Poorly-fitting clothing can feel downright uncomfortable. To check the overall fit of your clothes, see whether you can “pinch an inch” of fabric: not too much, or too little. If you find yourself between sizes, buying a size up (and then taking it to the local tailors) can ensure you get the right fit for your body. Here are some more top tips to help you size things up:

Jackets and Tops

Most men tend to look their best in single breasted suits, which can be worn open or buttoned, unlike double breasted options. Ensure jackets fit at the shoulders, as this is one issue a tailor can’t fix.

Trousers and Jeans

Trousers of all styles should sit higher than your hip bone, and should fit without the need for a belt.

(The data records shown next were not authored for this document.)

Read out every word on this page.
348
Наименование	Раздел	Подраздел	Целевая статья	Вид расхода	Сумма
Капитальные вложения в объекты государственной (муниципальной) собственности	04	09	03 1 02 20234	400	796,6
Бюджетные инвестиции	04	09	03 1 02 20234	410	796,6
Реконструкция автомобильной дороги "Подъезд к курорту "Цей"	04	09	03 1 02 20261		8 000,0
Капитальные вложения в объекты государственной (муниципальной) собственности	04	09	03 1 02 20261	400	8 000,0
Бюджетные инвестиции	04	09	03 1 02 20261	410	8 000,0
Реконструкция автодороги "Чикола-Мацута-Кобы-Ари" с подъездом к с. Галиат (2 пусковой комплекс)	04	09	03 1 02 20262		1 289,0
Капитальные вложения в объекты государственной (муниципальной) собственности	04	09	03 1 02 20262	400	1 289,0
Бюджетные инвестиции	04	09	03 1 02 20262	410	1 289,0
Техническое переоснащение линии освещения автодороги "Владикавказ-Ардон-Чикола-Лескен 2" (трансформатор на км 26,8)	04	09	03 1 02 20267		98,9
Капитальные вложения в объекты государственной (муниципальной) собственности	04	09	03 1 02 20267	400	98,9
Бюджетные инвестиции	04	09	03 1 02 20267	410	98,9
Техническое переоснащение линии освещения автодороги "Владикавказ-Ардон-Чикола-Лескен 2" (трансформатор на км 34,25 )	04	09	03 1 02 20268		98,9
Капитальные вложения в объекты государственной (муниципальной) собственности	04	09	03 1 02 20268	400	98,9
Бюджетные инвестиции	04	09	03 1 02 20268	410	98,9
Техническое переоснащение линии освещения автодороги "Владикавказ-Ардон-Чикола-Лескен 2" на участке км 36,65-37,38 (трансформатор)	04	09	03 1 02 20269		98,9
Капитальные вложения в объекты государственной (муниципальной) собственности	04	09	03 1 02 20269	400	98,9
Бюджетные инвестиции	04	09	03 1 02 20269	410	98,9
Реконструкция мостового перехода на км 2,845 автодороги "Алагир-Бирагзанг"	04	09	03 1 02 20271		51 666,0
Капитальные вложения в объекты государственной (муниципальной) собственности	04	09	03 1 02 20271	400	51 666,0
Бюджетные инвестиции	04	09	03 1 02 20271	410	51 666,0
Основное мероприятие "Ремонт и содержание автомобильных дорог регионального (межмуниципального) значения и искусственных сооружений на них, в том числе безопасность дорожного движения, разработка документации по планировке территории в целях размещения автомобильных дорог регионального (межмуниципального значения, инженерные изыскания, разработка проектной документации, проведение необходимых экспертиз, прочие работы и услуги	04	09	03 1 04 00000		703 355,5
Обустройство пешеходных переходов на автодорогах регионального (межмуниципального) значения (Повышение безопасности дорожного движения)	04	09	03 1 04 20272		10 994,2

These should gently hug the posterior, graze the thigh and be a little tapered from the knee to the ankle, unless you are on the heavier side, in which case allowing the line to fall straight from the knee looks best. 


While a palette of black, white and grey can be super stylish, it could also be a sign that you’re playing things a little too safe. If you’re looking to branch out into wearing colour, check whether your skin tone is cool, warm or neutral. A good way to check this is by looking at the veins on your wrist (green for warm, blue for cool).

Another method is to look at which metals suit you. If you gravitate towards silver jewellery or watches, you probably have cool undertones, which also have a greater risk of sunburn than those with warm-toned skin. Alternatively, you might be somewhere in between.

This can help you decide which colours look best on you. Warm undertones look best in earthy neutrals, yellow, orange, taupe and ivory, while cooler undertones shine in jewel tones, greys, whites and shades of blue. Neutrals look good in pretty much everything aside from true brights. If you’re not sure just yet, pick out a couple of pieces in teal, dark purple or white; these tend to suit everyone. 

Body Image Issues

If you’re avoiding your wardrobe because you feel self-conscious, take heart: you’re not alone. 

According to findings by the Mental Health Foundation, millions of men in the UK struggle with body image; an issue that tends to get compounded by the misconception that body issues are gender-specific.  

If this is you, talking things through with a trained counsellor can help. You may even find that rediscovering your personal style helps you to regain your confidence and feel good about yourself just the way you are. From colour psychology to experimenting with texture, what we wear can affect our mood in ways you might not expect, so be bold and try something new.